There appears to be a race condition in the sg_read() routine of the generic scsi driver (sg.c) supplied with Red Hat Linux 6.0. When the check is made whether or not to put the process to sleep awaiting input, interrupts are not disabled, resulting in the race condition described on page 209 of Allessandro Rubini's "Linux Device Drivers". The appropriate fix is described in the book - basically, the sleep code needs a save_flags()/cli()/restore_flags() sequence inserted in the appropriate place. Note that there may well be other locations in the file with a similar problem - the only one that was affecting us was in the read routine, so we limited our patch to the sg_read.c routine. The latent bug most often manifested itself when reading back very short SCSI messages, at least on our system. Since the race condition would be highly dependent on overall system timing, it will affect different systems in different ways.

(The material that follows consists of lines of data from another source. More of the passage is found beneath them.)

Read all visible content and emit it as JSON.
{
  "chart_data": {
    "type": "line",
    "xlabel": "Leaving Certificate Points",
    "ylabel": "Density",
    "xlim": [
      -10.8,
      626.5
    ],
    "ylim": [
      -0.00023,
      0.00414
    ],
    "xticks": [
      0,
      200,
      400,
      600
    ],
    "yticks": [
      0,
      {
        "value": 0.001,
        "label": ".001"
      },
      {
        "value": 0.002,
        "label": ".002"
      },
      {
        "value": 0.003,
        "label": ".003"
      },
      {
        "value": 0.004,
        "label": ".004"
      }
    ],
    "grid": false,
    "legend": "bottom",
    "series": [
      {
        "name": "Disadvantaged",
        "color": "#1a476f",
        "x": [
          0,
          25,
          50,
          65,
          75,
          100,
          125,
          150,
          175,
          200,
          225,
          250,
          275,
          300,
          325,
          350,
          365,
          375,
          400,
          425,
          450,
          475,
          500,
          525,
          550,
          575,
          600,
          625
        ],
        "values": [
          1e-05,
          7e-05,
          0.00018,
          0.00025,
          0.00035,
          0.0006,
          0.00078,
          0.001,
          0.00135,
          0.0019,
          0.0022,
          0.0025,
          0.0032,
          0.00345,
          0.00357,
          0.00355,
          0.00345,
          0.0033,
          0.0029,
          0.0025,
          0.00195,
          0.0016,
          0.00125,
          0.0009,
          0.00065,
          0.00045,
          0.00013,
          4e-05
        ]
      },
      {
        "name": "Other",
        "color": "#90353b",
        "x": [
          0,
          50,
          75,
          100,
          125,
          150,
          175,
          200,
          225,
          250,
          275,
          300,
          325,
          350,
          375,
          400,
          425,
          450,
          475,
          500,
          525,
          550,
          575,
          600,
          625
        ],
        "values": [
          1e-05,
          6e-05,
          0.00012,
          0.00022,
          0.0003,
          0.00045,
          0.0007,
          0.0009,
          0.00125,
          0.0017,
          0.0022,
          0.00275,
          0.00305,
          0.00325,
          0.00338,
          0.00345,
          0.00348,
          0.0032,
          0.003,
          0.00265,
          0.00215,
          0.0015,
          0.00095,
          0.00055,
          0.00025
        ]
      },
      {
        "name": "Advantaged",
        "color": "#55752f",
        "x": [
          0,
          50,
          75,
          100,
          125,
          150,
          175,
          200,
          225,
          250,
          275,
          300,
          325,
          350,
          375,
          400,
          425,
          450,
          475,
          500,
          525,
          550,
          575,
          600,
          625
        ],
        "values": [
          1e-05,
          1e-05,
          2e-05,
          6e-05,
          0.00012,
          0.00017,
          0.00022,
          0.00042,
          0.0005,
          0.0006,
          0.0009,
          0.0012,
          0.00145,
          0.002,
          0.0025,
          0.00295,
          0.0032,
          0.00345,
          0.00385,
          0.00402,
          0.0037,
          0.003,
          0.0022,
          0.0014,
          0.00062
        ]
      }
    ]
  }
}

Interestingly enough, the equivalent driver code under Slackware 3.5 (fairly old now) included the interrupt code. Looks like someone went and unintentionally cleaned out some critical code at some point. It also appears that the generic scsi driver has been significantly rewritten in the most recent kernel available at the RedHat site. Comments in the code indicate that logic exists to prevent race conditions in those regions that we observed them occurring. So the problem should already be fixed in future RedHat releases.
assigned to dledford
Current 2.2.14 kernels should not have this problem due to the rewritten sg driver mentioned in the original comments. Bug closed.